Outsourcing growth in the Asia-Pacific region was double the global average in 2007, according to the latest TPI Index, compiled by consultancy firm TPI.
Although the number of contracts signed in 2007 grew by just 4%, their total value increased 30% year over year from US$9.9 billion to US$12.8 billion (NZ$12.73 billion to $16.4 billion) and annualised revenues showed a 13% increase, nearly double that of the global average.
The average value of outsourcing contracts in region increased by 25% from US$141 million to US$176 million.
Outsourcing growth was largely driven by corporations in India and China, according to Arno Franz, partner and managing director of TPI Asia Pacific.
"In this region, we usually see Australia, India and Japan topping the list of countries buying outsourcing services. In 2007, India led the pack by almost doubling the value of its outsourcing work year on year," Franz says.
"It appears that, fuelled by a booming economy, Indian industry in particular has found outsourcing to be a viable tool to improve performance and drive growth in market share.
"With increased competition among Indian corporations and the potential privatisation of public sector organisations in the next few years, we expect to see this level of activity continue through 2008 and beyond."
At the end of 2007, about 2,700 active contracts delivered around US$80 billion globally in revenue to providers, accounting for a growth rate in annualised revenue of more than 7%.
On a global level, Franz says the fourth quarter was the best quarter in 11 years, based on contract values.
He says this was fuelled by a number of contracts valued at US$100 million or more annually.
The TPI Index mirrors findings released by Gartner last week with the analyst firm forecasting an 8.1 percent growth rate for the global outsourcing market in 2008 (See Computerworld, January 28, page 26).

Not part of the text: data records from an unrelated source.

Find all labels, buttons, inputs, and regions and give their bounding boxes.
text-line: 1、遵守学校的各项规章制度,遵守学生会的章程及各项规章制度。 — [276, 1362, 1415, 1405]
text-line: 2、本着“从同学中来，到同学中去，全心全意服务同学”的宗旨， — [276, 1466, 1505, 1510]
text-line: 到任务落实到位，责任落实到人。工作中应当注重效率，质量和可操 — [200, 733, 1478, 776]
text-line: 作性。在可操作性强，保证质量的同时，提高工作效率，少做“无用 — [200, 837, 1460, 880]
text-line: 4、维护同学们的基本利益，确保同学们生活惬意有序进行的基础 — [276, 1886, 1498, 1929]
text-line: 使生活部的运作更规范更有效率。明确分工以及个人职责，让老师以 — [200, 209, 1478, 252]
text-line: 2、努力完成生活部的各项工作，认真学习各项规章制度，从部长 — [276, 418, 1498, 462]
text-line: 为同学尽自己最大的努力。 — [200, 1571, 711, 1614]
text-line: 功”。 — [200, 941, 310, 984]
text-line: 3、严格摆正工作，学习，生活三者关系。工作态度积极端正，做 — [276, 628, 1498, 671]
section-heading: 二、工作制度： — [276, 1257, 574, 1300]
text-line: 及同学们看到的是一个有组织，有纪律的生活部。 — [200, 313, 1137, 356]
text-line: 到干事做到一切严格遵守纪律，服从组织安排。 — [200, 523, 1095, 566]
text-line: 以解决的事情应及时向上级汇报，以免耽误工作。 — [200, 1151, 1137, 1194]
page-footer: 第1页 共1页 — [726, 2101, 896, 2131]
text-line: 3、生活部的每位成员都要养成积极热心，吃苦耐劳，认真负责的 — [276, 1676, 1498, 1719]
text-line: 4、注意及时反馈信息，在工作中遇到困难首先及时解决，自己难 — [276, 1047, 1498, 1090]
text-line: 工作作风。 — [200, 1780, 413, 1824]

In Australia, Gartner says outsourcing is expected to grow only 4.7% to reach A$10.9 billion in 2008.
Despite strong growth, Gartner Australia research director Kurt Potter says IT sourcing strategies and governance structures are still immature, and misaligned with enterprise objectives.
"In 2007, organisations focused less on outsourcing for cost savings than in previous years and more on using providers' global delivery models to access the right skills at a reasonable price, wherever they are," Potter says.
"In 2008, we expect to see some early adopters of multisourcing consolidate around fewer providers to reduce their service integration costs and harvest the benefits of better relationship management with fewer strategic suppliers."
Gartner research vice president Jim Longwood describes Australia as a mature market in terms of outsourcing, with enterprises now signing second and third-generation deals.
But he says staff shortages for internal and outsourced projects are a growing problem in Australia and most other countries in the Asia-Pacific including India, New Zealand, Thailand and even China for some specialised skills. Gartner believes that the outsourcing market has reached a tipping point with regard to utility and alternative delivery models.
More providers are developing utility-based offerings across infrastructure, application and business process domains.
According to Gartner, the utility delivery model is a viable alternative to traditional outsourcing, and organisations should seriously consider utilities in their sourcing strategies.